Google on Wednesday disclosed five recent malware samples built with generative AI: FruitShell, PromptFlux, PromptSteal, QuietVault, and PromptLock. In tests, each sample delivered outcomes far below professional malware development, underscoring that AI-assisted coding remains slower and less capable than traditional methods.
The most discussed sample, PromptLock, appeared in an academic paper exploring whether large language models can autonomously plan, adapt, and execute the ransomware lifecycle. Researchers noted clear limitations — it lacks persistence, lateral movement, and advanced evasion — and described the work as a demonstration of feasibility rather than a credible threat. Before the paper release, ESET described PromptLock as the first AI-powered ransomware.
As with the other samples — FruitShell, PromptFlux, PromptSteal, QuietVault — Google found PromptLock easy to detect, including by endpoint protection that relies on static signatures. All of the samples reuse known malware techniques and did not impose an operational impact on defenders, meaning no new defenses were required.

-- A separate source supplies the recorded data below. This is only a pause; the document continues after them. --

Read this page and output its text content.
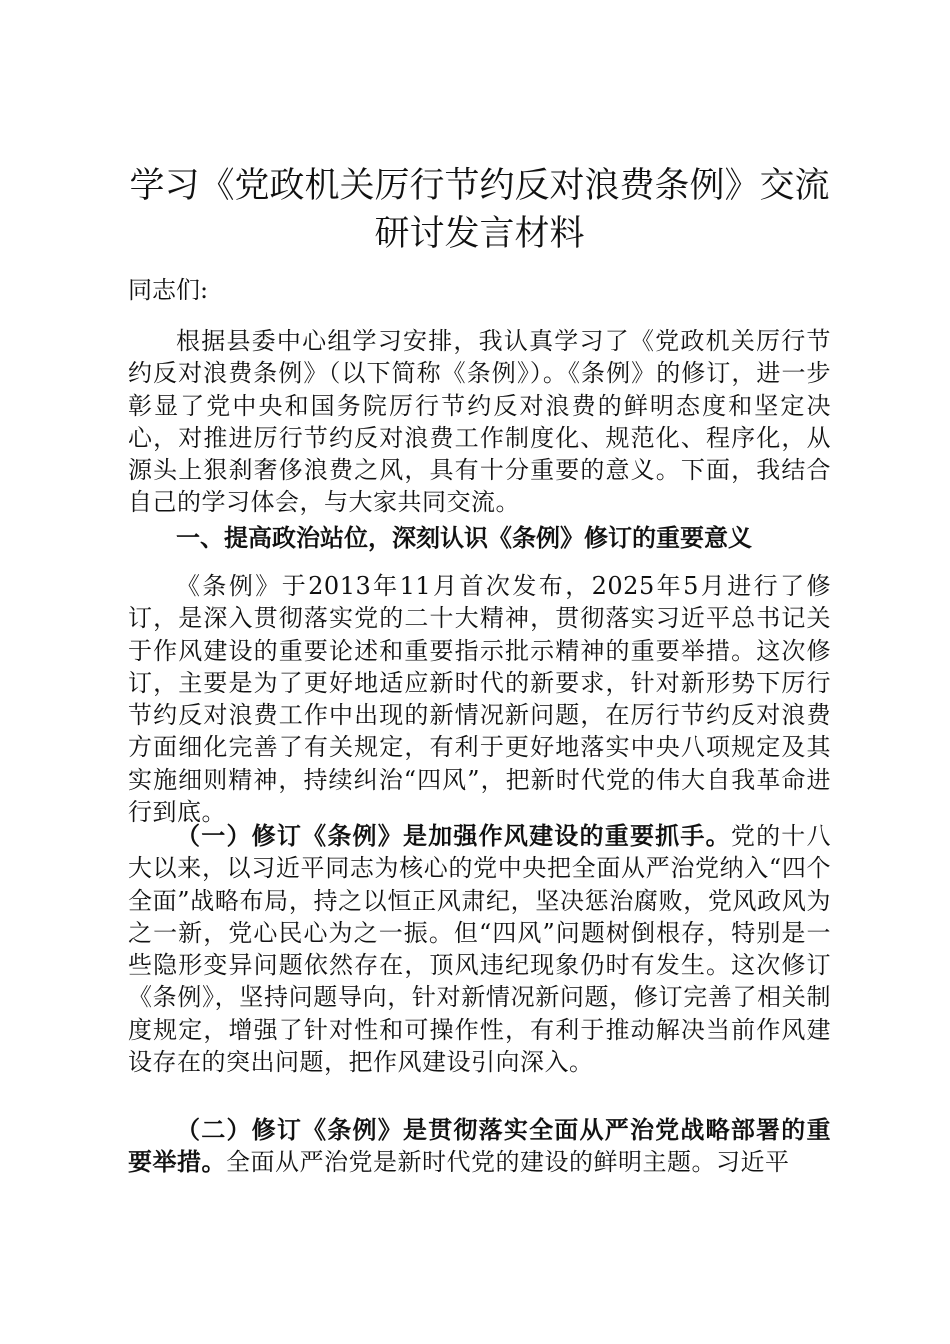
学习《党政机关厉行节约反对浪费条例》交流研讨发言材料

同志们:

根据县委中心组学习安排，我认真学习了《党政机关厉行节约反对浪费条例》（以下简称《条例》）。《条例》的修订，进一步彰显了党中央和国务院厉行节约反对浪费的鲜明态度和坚定决心，对推进厉行节约反对浪费工作制度化、规范化、程序化，从源头上狠刹奢侈浪费之风，具有十分重要的意义。下面，我结合自己的学习体会，与大家共同交流。

一、提高政治站位，深刻认识《条例》修订的重要意义

《条例》于2013年11月首次发布，2025年5月进行了修订，是深入贯彻落实党的二十大精神，贯彻落实习近平总书记关于作风建设的重要论述和重要指示批示精神的重要举措。这次修订，主要是为了更好地适应新时代的新要求，针对新形势下厉行节约反对浪费工作中出现的新情况新问题，在厉行节约反对浪费方面细化完善了有关规定，有利于更好地落实中央八项规定及其实施细则精神，持续纠治“四风”，把新时代党的伟大自我革命进行到底。

（一）修订《条例》是加强作风建设的重要抓手。党的十八大以来，以习近平同志为核心的党中央把全面从严治党纳入“四个全面”战略布局，持之以恒正风肃纪，坚决惩治腐败，党风政风为之一新，党心民心为之一振。但“四风”问题树倒根存，特别是一些隐形变异问题依然存在，顶风违纪现象仍时有发生。这次修订《条例》，坚持问题导向，针对新情况新问题，修订完善了相关制度规定，增强了针对性和可操作性，有利于推动解决当前作风建设存在的突出问题，把作风建设引向深入。

（二）修订《条例》是贯彻落实全面从严治党战略部署的重要举措。全面从严治党是新时代党的建设的鲜明主题。习近平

Independent researcher Kevin Beaumont told Ars Technica that the findings show threat development is “painfully slow” three years into the AI era, and that such samples would not justify paying a premium to AI-based malware developers. Another expert who spoke on condition of anonymity concurred that the report does not indicate a real advantage for AI-enabled threats, noting that AI is more about assisting attackers than delivering something novel.
Ultimately, the study suggests AI-generated malware remains largely experimental. While AI tools may improve, the current landscape still sees the greatest threat coming from conventional malware development and techniques, not from AI-driven breakthroughs.